Schlagwort-Archive: argumente

Intelligente Argumente

Der IQ von Leuten unter Angst oder Stress fällt um 30 bis 40 Punkte. Kein Wunder, daß die Waffengegner häufig so blöde Argumente bringen …

Um aber ihre Aufregung, ihre Angst und den Waffen-Ablehnungs-Streß zu überwinden, müssten die Waffengegner sich intensiv, tiefgehend, ergebnisoffen und vorurteilsfrei mit dem Thema beschäftigen. Das Dumme dabei ist, daß mit Information und Wissen auch Akzeptanz und Verständnis kommt – und das ist etwas, was die Überzeugungen vieler Waffengegner bedroht. Erkenntnisse verändern die Sichtweise – das ist eine sehr triviale Erkenntnis.

Ängste sind Emotionen. Aktionen auf Basis von Emotionen sind aber in der modernen Welt häufig schädlich, da das Modell auf dem emotionale Handlungen beruhen, eher primitiv ist und nur 3 Möglichkeiten kennt (Flucht – Angriff – Erstarrung). Das „Nachdenken“, das intellektuelle erfassen und sachliche bewerten einer Situation gehört da leider nicht dazu.

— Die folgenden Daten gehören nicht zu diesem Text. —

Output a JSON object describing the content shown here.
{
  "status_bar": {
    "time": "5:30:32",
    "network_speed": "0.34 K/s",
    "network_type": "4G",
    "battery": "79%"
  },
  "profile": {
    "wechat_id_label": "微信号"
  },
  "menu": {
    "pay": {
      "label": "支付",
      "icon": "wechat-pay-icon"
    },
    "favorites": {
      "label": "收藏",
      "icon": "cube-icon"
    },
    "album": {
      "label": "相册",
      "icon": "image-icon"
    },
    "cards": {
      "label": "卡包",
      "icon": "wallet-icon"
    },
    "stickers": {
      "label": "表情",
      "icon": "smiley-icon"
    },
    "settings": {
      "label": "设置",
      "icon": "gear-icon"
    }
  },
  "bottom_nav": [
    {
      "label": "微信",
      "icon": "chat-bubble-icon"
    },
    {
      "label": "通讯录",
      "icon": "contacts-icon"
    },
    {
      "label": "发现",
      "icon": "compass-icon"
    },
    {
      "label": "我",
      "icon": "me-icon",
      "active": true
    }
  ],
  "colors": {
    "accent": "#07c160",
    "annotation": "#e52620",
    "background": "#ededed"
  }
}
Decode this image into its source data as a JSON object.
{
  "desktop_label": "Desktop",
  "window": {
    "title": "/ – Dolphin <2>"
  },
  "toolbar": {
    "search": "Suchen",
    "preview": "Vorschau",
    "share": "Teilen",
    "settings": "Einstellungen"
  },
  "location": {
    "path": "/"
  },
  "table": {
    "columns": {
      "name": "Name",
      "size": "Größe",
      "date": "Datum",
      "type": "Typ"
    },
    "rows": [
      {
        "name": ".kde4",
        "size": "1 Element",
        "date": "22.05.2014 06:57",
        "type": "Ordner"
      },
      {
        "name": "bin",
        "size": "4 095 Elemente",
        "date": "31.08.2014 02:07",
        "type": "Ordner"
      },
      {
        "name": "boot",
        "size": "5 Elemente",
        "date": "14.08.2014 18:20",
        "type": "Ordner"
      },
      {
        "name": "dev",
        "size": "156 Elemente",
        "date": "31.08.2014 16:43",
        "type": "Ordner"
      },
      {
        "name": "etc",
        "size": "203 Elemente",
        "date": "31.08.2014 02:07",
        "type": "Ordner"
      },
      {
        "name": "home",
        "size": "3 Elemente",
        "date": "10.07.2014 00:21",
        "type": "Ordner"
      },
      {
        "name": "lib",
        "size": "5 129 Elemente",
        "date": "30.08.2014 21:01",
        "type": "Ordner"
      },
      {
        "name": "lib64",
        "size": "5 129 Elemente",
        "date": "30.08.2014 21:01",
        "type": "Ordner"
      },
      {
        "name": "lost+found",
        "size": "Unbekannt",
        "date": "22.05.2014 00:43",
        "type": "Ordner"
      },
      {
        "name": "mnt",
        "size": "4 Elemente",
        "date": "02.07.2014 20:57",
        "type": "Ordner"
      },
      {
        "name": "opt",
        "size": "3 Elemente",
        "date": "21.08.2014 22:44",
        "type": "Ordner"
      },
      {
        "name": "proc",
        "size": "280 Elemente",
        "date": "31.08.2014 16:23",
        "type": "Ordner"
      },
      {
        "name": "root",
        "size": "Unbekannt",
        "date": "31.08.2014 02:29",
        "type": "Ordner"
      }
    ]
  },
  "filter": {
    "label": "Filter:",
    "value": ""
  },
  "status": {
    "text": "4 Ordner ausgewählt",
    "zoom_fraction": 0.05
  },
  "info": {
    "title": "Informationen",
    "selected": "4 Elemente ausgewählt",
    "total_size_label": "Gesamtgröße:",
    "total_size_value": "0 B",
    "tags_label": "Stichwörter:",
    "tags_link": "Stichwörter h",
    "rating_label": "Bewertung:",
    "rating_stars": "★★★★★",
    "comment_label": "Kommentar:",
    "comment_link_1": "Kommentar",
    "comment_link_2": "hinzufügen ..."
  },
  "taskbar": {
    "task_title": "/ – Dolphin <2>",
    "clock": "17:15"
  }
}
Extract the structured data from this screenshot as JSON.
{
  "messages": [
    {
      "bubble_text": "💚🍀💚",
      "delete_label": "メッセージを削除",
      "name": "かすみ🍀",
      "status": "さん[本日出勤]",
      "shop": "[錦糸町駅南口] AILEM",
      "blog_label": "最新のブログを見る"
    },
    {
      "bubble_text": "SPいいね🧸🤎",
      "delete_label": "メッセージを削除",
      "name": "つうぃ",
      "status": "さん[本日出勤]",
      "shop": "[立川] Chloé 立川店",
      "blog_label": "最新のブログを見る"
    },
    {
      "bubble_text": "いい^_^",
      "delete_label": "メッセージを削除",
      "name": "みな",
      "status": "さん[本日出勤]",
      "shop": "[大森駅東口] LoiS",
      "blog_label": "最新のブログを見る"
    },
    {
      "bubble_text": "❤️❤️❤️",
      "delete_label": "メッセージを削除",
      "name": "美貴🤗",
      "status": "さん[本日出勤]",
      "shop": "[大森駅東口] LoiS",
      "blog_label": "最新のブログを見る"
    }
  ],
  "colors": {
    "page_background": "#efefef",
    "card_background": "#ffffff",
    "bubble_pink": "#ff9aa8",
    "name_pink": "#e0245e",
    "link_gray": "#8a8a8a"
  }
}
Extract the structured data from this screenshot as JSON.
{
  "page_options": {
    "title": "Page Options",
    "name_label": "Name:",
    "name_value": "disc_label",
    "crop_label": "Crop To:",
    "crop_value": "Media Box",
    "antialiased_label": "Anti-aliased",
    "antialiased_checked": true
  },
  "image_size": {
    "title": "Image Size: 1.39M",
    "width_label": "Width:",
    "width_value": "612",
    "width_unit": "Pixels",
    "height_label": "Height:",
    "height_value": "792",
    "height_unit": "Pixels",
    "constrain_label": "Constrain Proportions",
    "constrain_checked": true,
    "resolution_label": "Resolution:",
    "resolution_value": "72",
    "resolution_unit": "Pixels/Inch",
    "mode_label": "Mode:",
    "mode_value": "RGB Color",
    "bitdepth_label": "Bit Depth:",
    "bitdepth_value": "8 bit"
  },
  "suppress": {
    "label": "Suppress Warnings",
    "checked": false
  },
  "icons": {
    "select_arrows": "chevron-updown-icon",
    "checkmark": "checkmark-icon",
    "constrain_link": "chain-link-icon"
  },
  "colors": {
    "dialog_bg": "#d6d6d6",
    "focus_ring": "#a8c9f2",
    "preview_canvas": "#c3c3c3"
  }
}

Liebe Waffengegner – ich hätte von Euch gerne mal ein paar sachliche, intelligente, mit echten Fakten unterfütterte Argumente auf Basis von seriösen, wissenschaftlichen Erkenntnissen. Gründlich durchdacht und von mehreren Blickwinkeln aus betrachtet. Denn Behauptungen auf Basis von Vorurteilen, Annahmen, Emotionen und Ängsten sind keine Argumente.

Schießen ist eine archaische Sportart …

… also altertümlich und primitiv. Deshalb braucht „man“ so etwas nicht!

Tatsächlich?

Sehen wir uns mal andere „archaische“ Sportarten an, die sich heute noch großer Beliebtheit erfreuen:

– Boxen
– Ringen
– Laufen
– Weitspringen
– Hochspringen
– Fechten
– Bogenschießen
– Armbrustschießen
– Speerwerfen
– Diskuswerfen
– Hammerwerfen
– Kugelstoßen
– Reiten
– Wagenrennen
– Skifahren

Sportschießen mit Feuerwaffen gibt es seit über 600 Jahren. Die oben aufgeführten Sportarten sind noch viel älter und archaischer, als Sportschießen. Antike Sportarten, die heute noch betrieben werden. Größtenteils Sportarten, die sich aus den Kriegskünsten entwickelt haben.

Sportschießen mit einem negativ konnotierten „archaisch“ zu bezeichnen ist also wieder mal ein Pseudo-„Argument“ das eine beliebte Sportart stigmatisieren und diskreditieren soll. Wie üblich kein echtes Argument, sondern ein billiger rhetorischer Trick.